Climbing, Gambling, Survival, Armor, Shield, Axe, Armor Repair and Weapon Repair". Players had two character types available, warrior or wizard, assigning one as dominant. Players advanced levels by amassing experience points and testing at their guild in a walled city. Turn orders were simple: players wrote orders in sentence form for the gamemaster (image right).

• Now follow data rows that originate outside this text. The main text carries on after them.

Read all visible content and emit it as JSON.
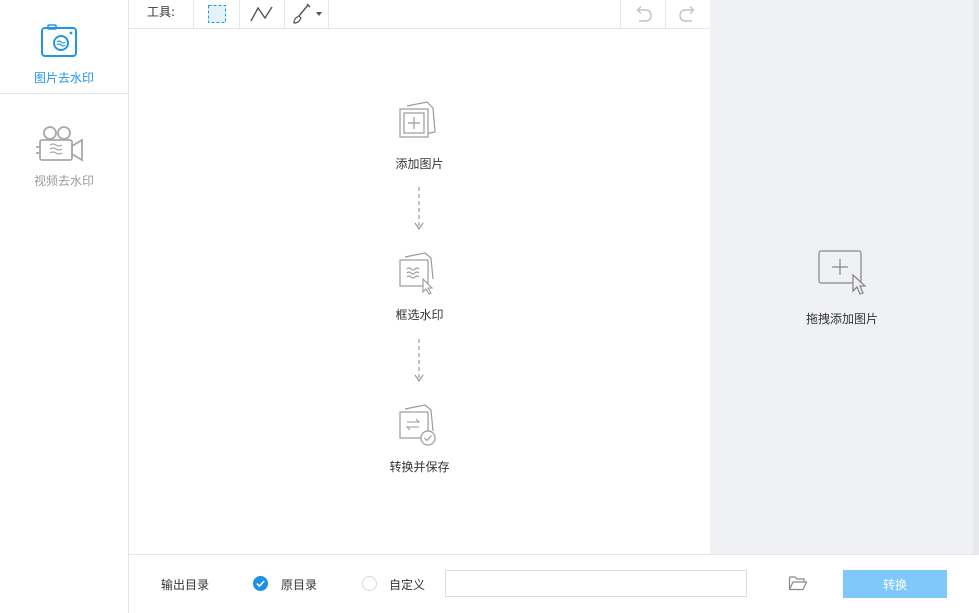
{
  "sidebar": {
    "items": [
      {
        "label": "图片去水印",
        "icon": "photo-camera-icon",
        "active": true
      },
      {
        "label": "视频去水印",
        "icon": "video-camera-icon",
        "active": false
      }
    ]
  },
  "toolbar": {
    "label": "工具:",
    "tools": [
      {
        "name": "rect-select",
        "icon": "dashed-rect-select-icon"
      },
      {
        "name": "polyline",
        "icon": "polyline-icon"
      },
      {
        "name": "brush",
        "icon": "brush-icon"
      }
    ],
    "undo_icon": "undo-icon",
    "redo_icon": "redo-icon"
  },
  "steps": [
    {
      "label": "添加图片",
      "icon": "add-image-icon"
    },
    {
      "label": "框选水印",
      "icon": "select-watermark-icon"
    },
    {
      "label": "转换并保存",
      "icon": "convert-save-icon"
    }
  ],
  "drop_panel": {
    "label": "拖拽添加图片",
    "icon": "add-cursor-icon"
  },
  "output": {
    "label": "输出目录",
    "option_original": "原目录",
    "option_custom": "自定义",
    "selected": "原目录",
    "path_value": "",
    "convert_label": "转换"
  },
  "colors": {
    "accent": "#2196e8",
    "convert_button": "#7ec8fa",
    "drop_panel_bg": "#f0f1f4"
  }
}
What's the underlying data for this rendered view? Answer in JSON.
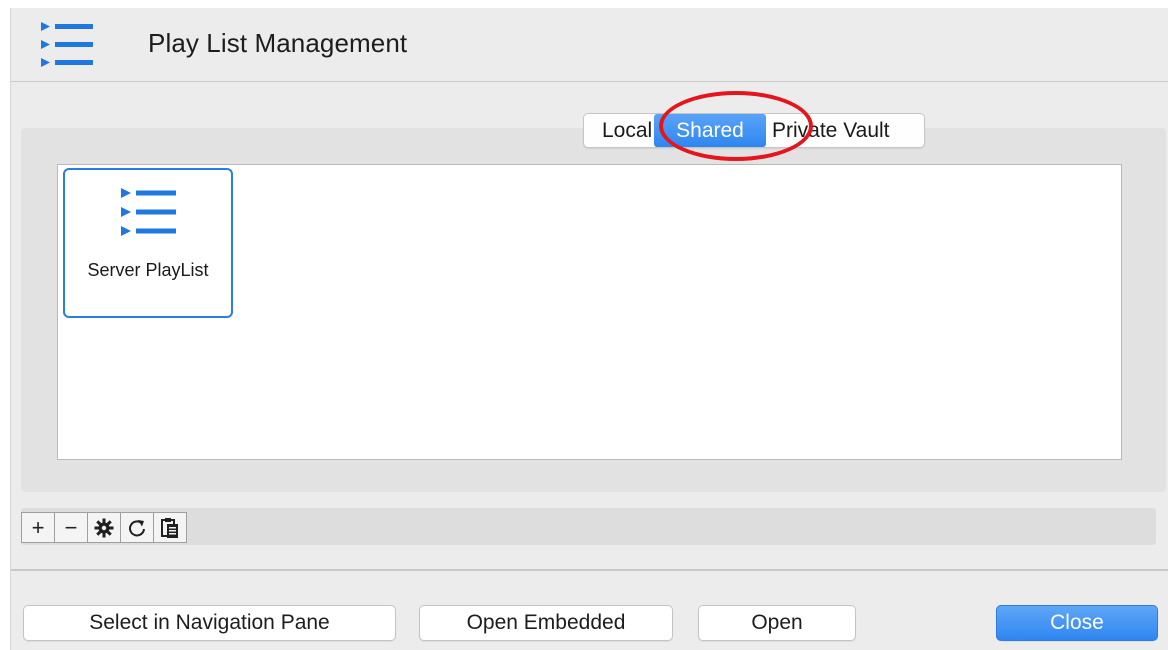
{
  "window": {
    "title": "Play List Management",
    "app_icon": "playlist-icon"
  },
  "tabs": [
    {
      "label": "Local",
      "selected": false
    },
    {
      "label": "Shared",
      "selected": true
    },
    {
      "label": "Private Vault",
      "selected": false
    }
  ],
  "annotation": {
    "highlight_color": "#e4161c",
    "target": "Shared"
  },
  "items": [
    {
      "label": "Server PlayList",
      "icon": "playlist-icon",
      "selected": true
    }
  ],
  "toolbar": {
    "buttons": [
      {
        "icon": "plus-icon",
        "glyph": "+"
      },
      {
        "icon": "minus-icon",
        "glyph": "−"
      },
      {
        "icon": "gear-icon",
        "glyph": "✱"
      },
      {
        "icon": "refresh-icon",
        "glyph": "↻"
      },
      {
        "icon": "clipboard-icon",
        "glyph": "📋"
      }
    ]
  },
  "footer": {
    "select_label": "Select in Navigation Pane",
    "embedded_label": "Open Embedded",
    "open_label": "Open",
    "close_label": "Close"
  },
  "colors": {
    "accent": "#2f86f0",
    "icon_blue": "#1f77e0",
    "background": "#ececec"
  }
}
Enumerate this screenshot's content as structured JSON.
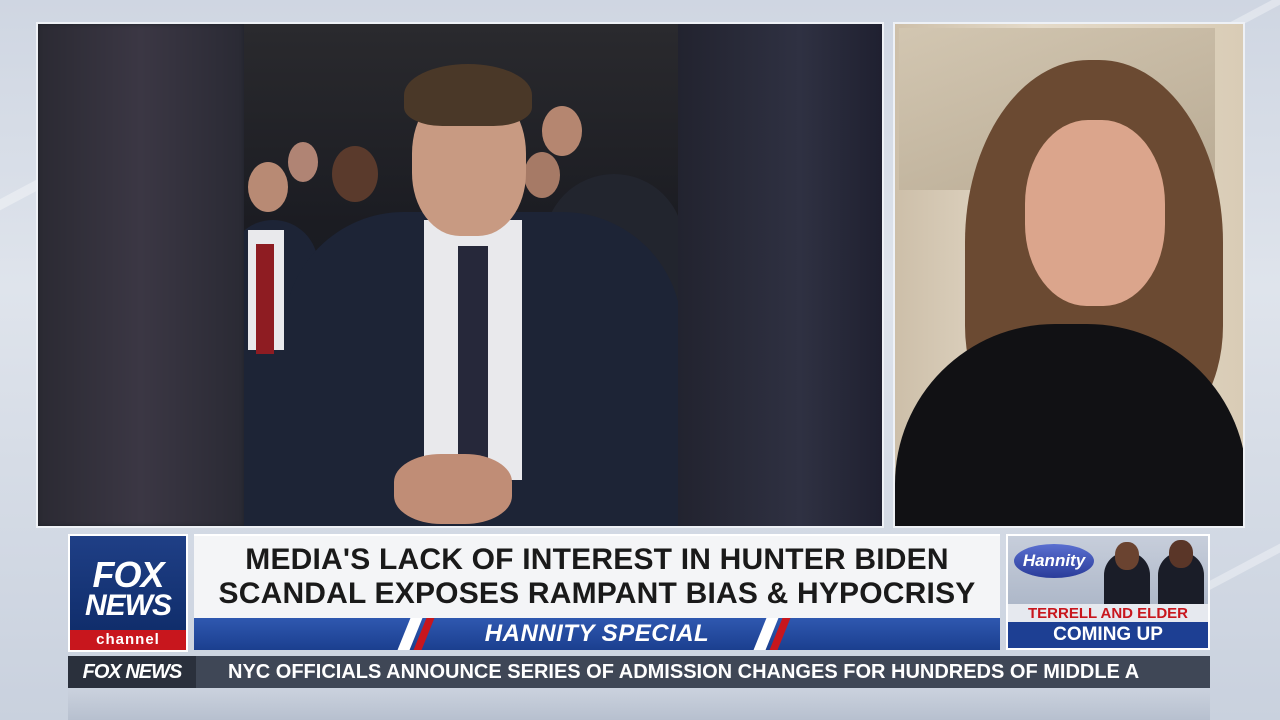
{
  "headline": {
    "line1": "MEDIA'S LACK OF INTEREST IN HUNTER BIDEN",
    "line2": "SCANDAL EXPOSES RAMPANT BIAS & HYPOCRISY"
  },
  "show_bar": {
    "label": "HANNITY SPECIAL"
  },
  "network_logo": {
    "line1": "FOX",
    "line2": "NEWS",
    "channel": "channel"
  },
  "promo": {
    "logo": "Hannity",
    "subtitle": "TERRELL AND ELDER",
    "cta": "COMING UP"
  },
  "ticker": {
    "brand": "FOX NEWS",
    "text": "NYC OFFICIALS ANNOUNCE SERIES OF ADMISSION CHANGES FOR HUNDREDS OF MIDDLE A"
  },
  "colors": {
    "fox_blue": "#1d3f93",
    "fox_red": "#c8161d",
    "headline_bg": "#f4f5f7",
    "ticker_bg": "#3f4756"
  }
}
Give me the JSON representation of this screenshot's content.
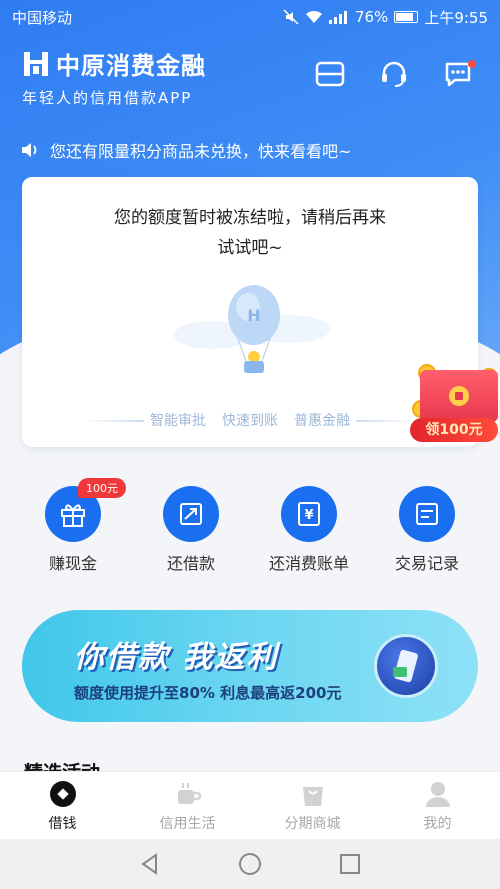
{
  "status_bar": {
    "carrier": "中国移动",
    "battery": "76%",
    "time": "上午9:55"
  },
  "header": {
    "brand_name": "中原消费金融",
    "tagline": "年轻人的信用借款APP",
    "icons": [
      "card-icon",
      "customer-service-icon",
      "message-icon"
    ]
  },
  "notice": {
    "text": "您还有限量积分商品未兑换，快来看看吧~"
  },
  "card": {
    "message_line1": "您的额度暂时被冻结啦，请稍后再来",
    "message_line2": "试试吧~",
    "features": [
      "智能审批",
      "快速到账",
      "普惠金融"
    ]
  },
  "floating_redpacket": {
    "label": "领100元"
  },
  "shortcuts": [
    {
      "label": "赚现金",
      "badge": "100元",
      "icon": "gift-icon"
    },
    {
      "label": "还借款",
      "icon": "repay-icon"
    },
    {
      "label": "还消费账单",
      "icon": "bill-icon"
    },
    {
      "label": "交易记录",
      "icon": "record-icon"
    }
  ],
  "banner": {
    "title": "你借款 我返利",
    "subtitle": "额度使用提升至80% 利息最高返200元"
  },
  "section": {
    "title": "精选活动"
  },
  "tabbar": [
    {
      "label": "借钱",
      "icon": "loan-icon",
      "active": true
    },
    {
      "label": "信用生活",
      "icon": "coffee-icon",
      "active": false
    },
    {
      "label": "分期商城",
      "icon": "shopping-bag-icon",
      "active": false
    },
    {
      "label": "我的",
      "icon": "profile-icon",
      "active": false
    }
  ],
  "colors": {
    "primary": "#2f7cf2",
    "icon_blue": "#1a6ff0",
    "badge_red": "#f0383a",
    "banner_cyan": "#3fc7ea"
  }
}
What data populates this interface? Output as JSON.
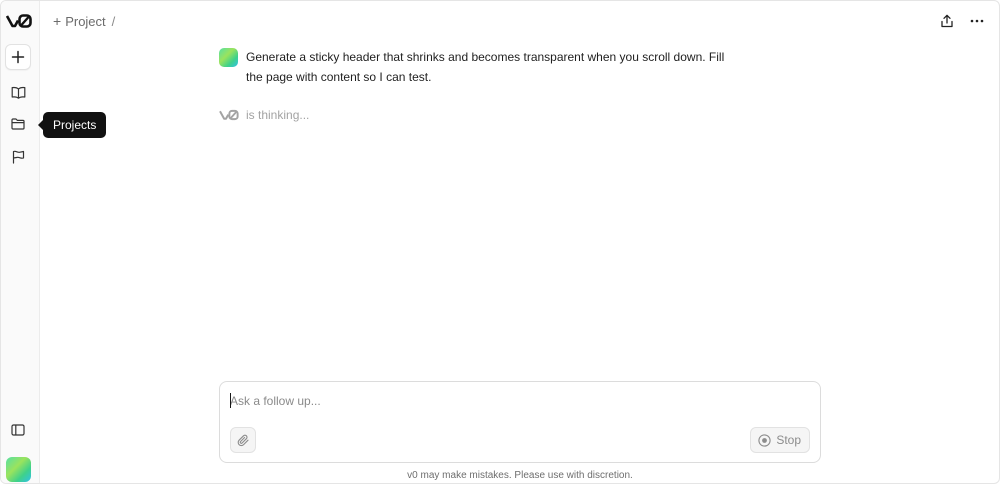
{
  "sidebar": {
    "new_chat_icon": "plus-icon",
    "library_icon": "book-open-icon",
    "projects_icon": "folder-icon",
    "feedback_icon": "flag-icon",
    "toggle_icon": "sidebar-icon",
    "tooltip": "Projects"
  },
  "header": {
    "add_symbol": "+",
    "project_label": "Project",
    "separator": "/",
    "share_icon": "share-icon",
    "more_icon": "more-horizontal-icon"
  },
  "chat": {
    "user_message": "Generate a sticky header that shrinks and becomes transparent when you scroll down. Fill the page with content so I can test.",
    "status_text": "is thinking..."
  },
  "composer": {
    "placeholder": "Ask a follow up...",
    "value": "",
    "attach_icon": "paperclip-icon",
    "stop_label": "Stop",
    "stop_icon": "stop-circle-icon"
  },
  "footer": {
    "disclaimer": "v0 may make mistakes. Please use with discretion."
  },
  "colors": {
    "accent_gradient_start": "#56e0a4",
    "accent_gradient_end": "#2fc1e6",
    "tooltip_bg": "#111111"
  }
}
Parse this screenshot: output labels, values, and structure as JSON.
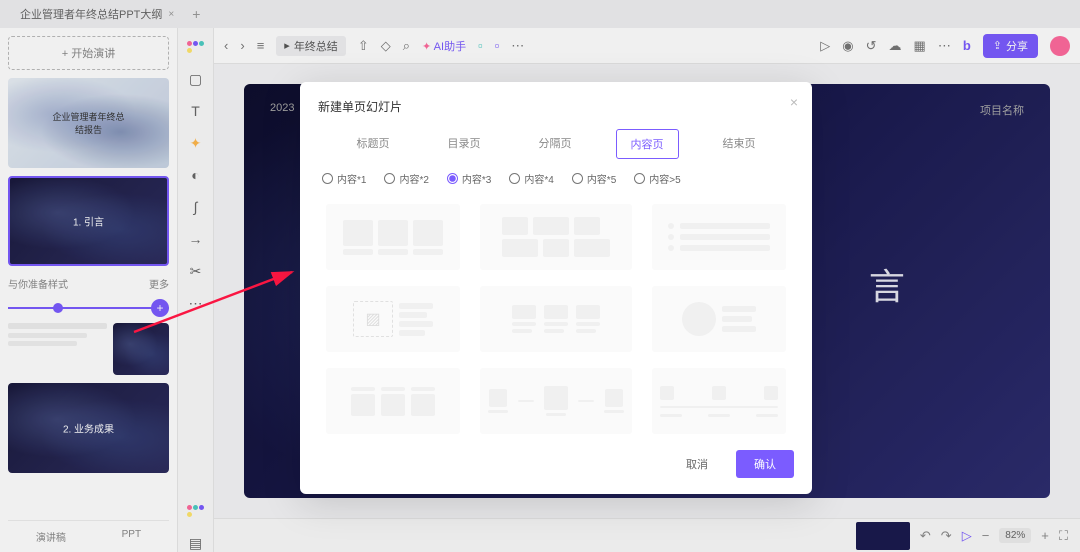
{
  "fileTab": "企业管理者年终总结PPT大纲",
  "leftPanel": {
    "addSlide": "+ 开始演讲",
    "slides": [
      {
        "title": "企业管理者年终总结报告"
      },
      {
        "title": "1. 引言"
      },
      {
        "title": "2. 业务成果"
      }
    ],
    "sectionLabel": "与你准备样式",
    "sectionMore": "更多",
    "footer1": "演讲稿",
    "footer2": "PPT"
  },
  "toolbar": {
    "docTitle": "年终总结",
    "aiAssistant": "AI助手",
    "share": "分享"
  },
  "canvas": {
    "year": "2023",
    "project": "项目名称",
    "heading": "言"
  },
  "bottomBar": {
    "zoom": "82%"
  },
  "modal": {
    "title": "新建单页幻灯片",
    "tabs": [
      "标题页",
      "目录页",
      "分隔页",
      "内容页",
      "结束页"
    ],
    "activeTab": 3,
    "radios": [
      "内容*1",
      "内容*2",
      "内容*3",
      "内容*4",
      "内容*5",
      "内容>5"
    ],
    "activeRadio": 2,
    "cancel": "取消",
    "confirm": "确认"
  }
}
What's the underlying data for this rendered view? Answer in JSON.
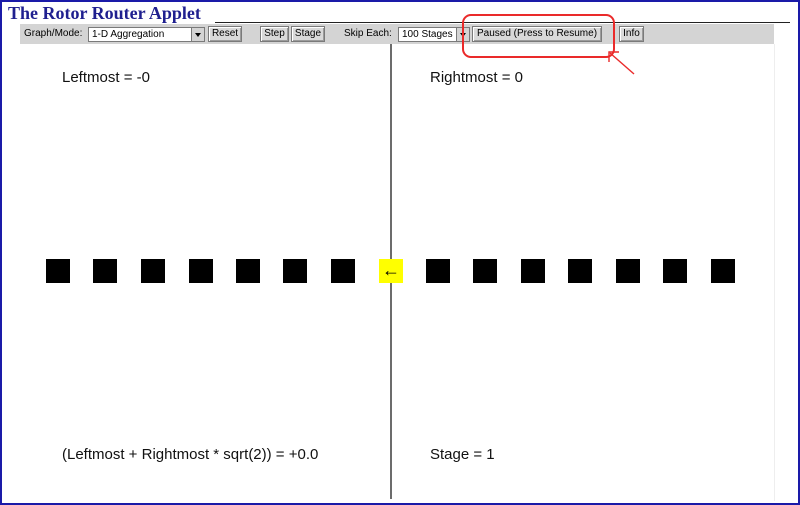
{
  "app": {
    "title": "The Rotor Router Applet"
  },
  "toolbar": {
    "graph_mode_label": "Graph/Mode:",
    "graph_mode_value": "1-D Aggregation",
    "reset_label": "Reset",
    "step_label": "Step",
    "stage_label": "Stage",
    "skip_each_label": "Skip Each:",
    "skip_each_value": "100 Stages",
    "pause_label": "Paused (Press to Resume)",
    "info_label": "Info"
  },
  "readouts": {
    "leftmost": "Leftmost = -0",
    "rightmost": "Rightmost = 0",
    "formula": "(Leftmost + Rightmost * sqrt(2)) = +0.0",
    "stage": "Stage = 1"
  },
  "rotor": {
    "arrow": "←",
    "color": "#ffff00"
  },
  "annotation": {
    "color": "#ea2a2a"
  }
}
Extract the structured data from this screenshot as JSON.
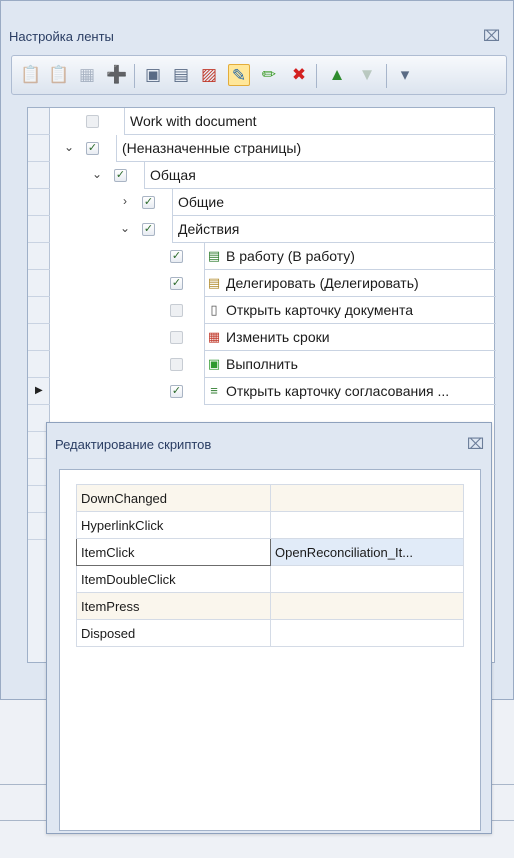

The game's purpose was "to find three mystic keys and eventually journey to the Crystal Tower, to find out why it has gone 'silent'". Along the way, players encountered various challenges such as "puzzles, traps, monsters, magic, and the like".

==Reception==
Vickie Lloyd reviewed the game in the September–October 1992 issue of Paper Mayhem, stating that the game was "just plain fun to play"> She continued, "The game is easy to get into and play so if you' re interested in D&D but not making a career of reading rules, Crystal Island is the place for you." Chris Gorde reviewed the game in the January–February 1992 issue of Paper Mayhem saying, "I believe that CRYSTAL ISLAND is a game of merit. It's not a complicated game and shouldn't keep you up all night like some other games; nevertheless, for the money and effort needed to become successful in the Dragonspire world, I recommend it to novices and veterans alike." In the January–February 1995 issue of Paper Mayhem, Crystal Island ranked No. 47 of 77 PBM games with a score of 6.388 of 9 points.